Louis fronça les sourcils. Où cela s’était-il passé ? Il s’immobilisa, la chemise à la main. Rue de l’Étoile… Avaient-ils bien dit « rue de l’Étoile », ou était-ce lui qui déraillait à cause des foutaises de Lucien ?
Louis monta le son, et chercha une station d’informations en boucle. Puis il écouta une nouvelle fois.
… mutilé d’une nouvelle jeune femme à son domicile, rue de l’Étoile, à Paris, aux alentours de huit heures, par une…
Louis éteignit la radio et resta assis torse nu sur son lit, immobile pendant quelques minutes. Puis, avec des gestes lents, il enfila sa chemise, acheva de s’habiller et décrocha son téléphone. De quoi avait-il traité Lucien, hier soir ? De pauvre type, de minable, d’intellectuel de merde, et d’autres trucs de ce genre-là. La prochaine rencontre allait être formidable.
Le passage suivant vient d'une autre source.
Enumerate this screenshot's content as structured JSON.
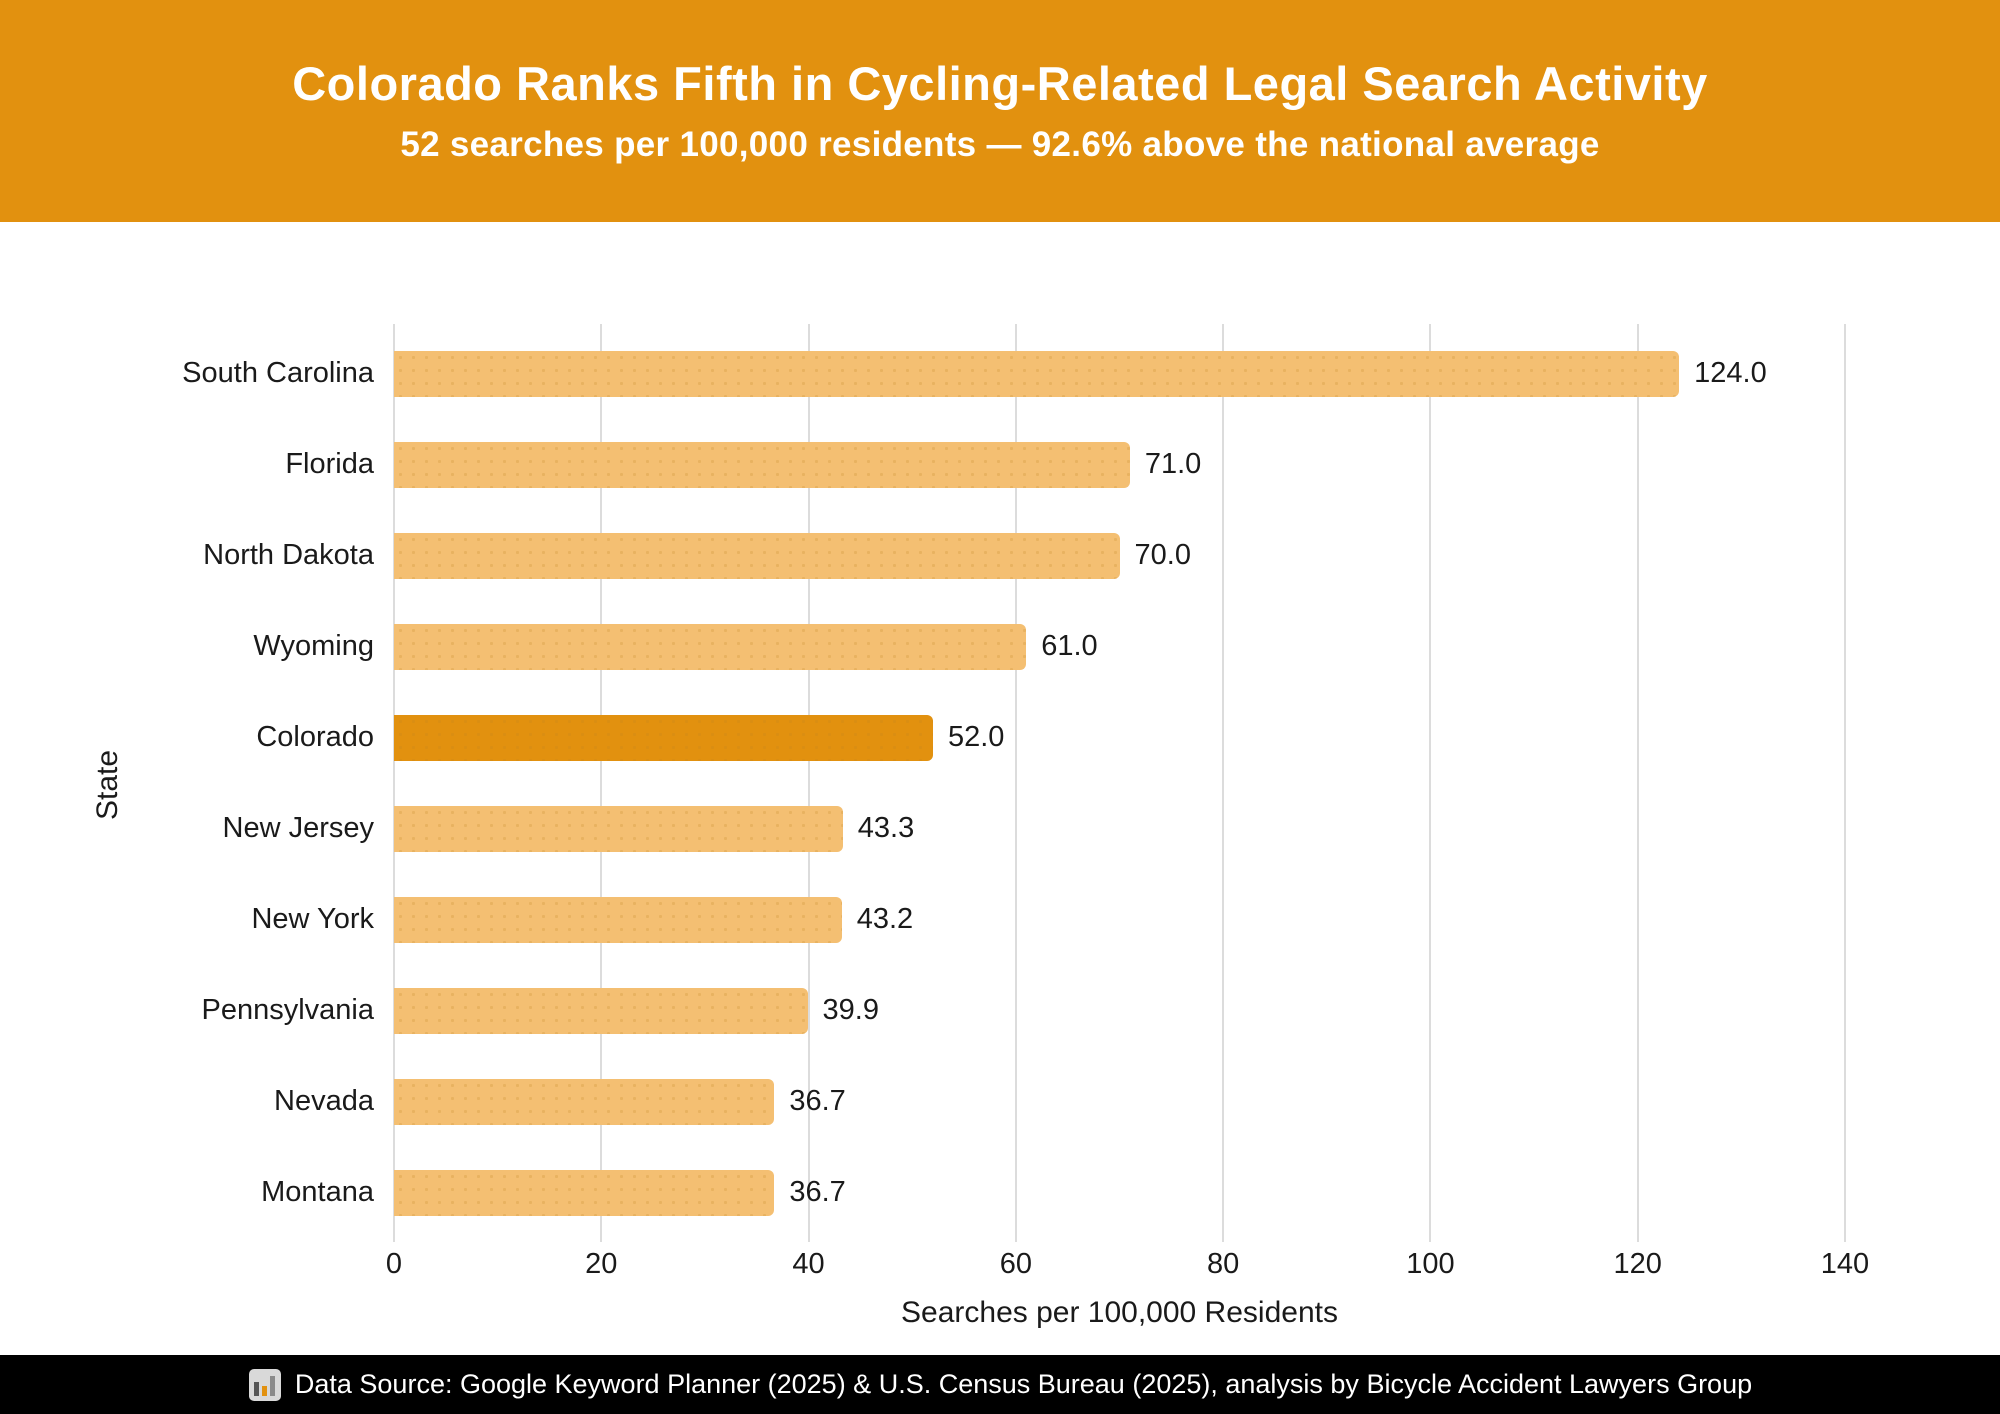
{
  "header": {
    "title": "Colorado Ranks Fifth in Cycling-Related Legal Search Activity",
    "subtitle": "52 searches per 100,000 residents — 92.6% above the national average",
    "bg_color": "#E2910F",
    "text_color": "#FFFFFF"
  },
  "chart_data": {
    "type": "bar",
    "orientation": "horizontal",
    "categories": [
      "South Carolina",
      "Florida",
      "North Dakota",
      "Wyoming",
      "Colorado",
      "New Jersey",
      "New York",
      "Pennsylvania",
      "Nevada",
      "Montana"
    ],
    "values": [
      124.0,
      71.0,
      70.0,
      61.0,
      52.0,
      43.3,
      43.2,
      39.9,
      36.7,
      36.7
    ],
    "value_labels": [
      "124.0",
      "71.0",
      "70.0",
      "61.0",
      "52.0",
      "43.3",
      "43.2",
      "39.9",
      "36.7",
      "36.7"
    ],
    "highlight_category": "Colorado",
    "xlabel": "Searches per 100,000 Residents",
    "ylabel": "State",
    "xlim": [
      0,
      140
    ],
    "xticks": [
      0,
      20,
      40,
      60,
      80,
      100,
      120,
      140
    ],
    "grid": "vertical",
    "legend": "none",
    "colors": {
      "bar": "#F4BF72",
      "highlight": "#E2910F",
      "gridline": "#DCDCDC",
      "label_text": "#1A1A1A"
    }
  },
  "footer": {
    "icon": "bar-chart",
    "text": "Data Source: Google Keyword Planner (2025) & U.S. Census Bureau (2025), analysis by Bicycle Accident Lawyers Group",
    "bg_color": "#000000"
  }
}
En attendant, c’est Lucien qui avait vu juste. En composant le numéro de L’Âne rouge , Louis secoua la tête. Il y avait malgré tout quelque chose qui ne collait pas du tout.
La patronne du café appela Vandoosler le Vieux, qui posa ses cartes et partit chercher Marc à la baraque, les autres étant absents. Louis l’eut en ligne cinq minutes plus tard.
— Marc ? C’est moi. Réponds par monosyllabes, comme d’habitude. Tu as entendu ? La troisième femme ?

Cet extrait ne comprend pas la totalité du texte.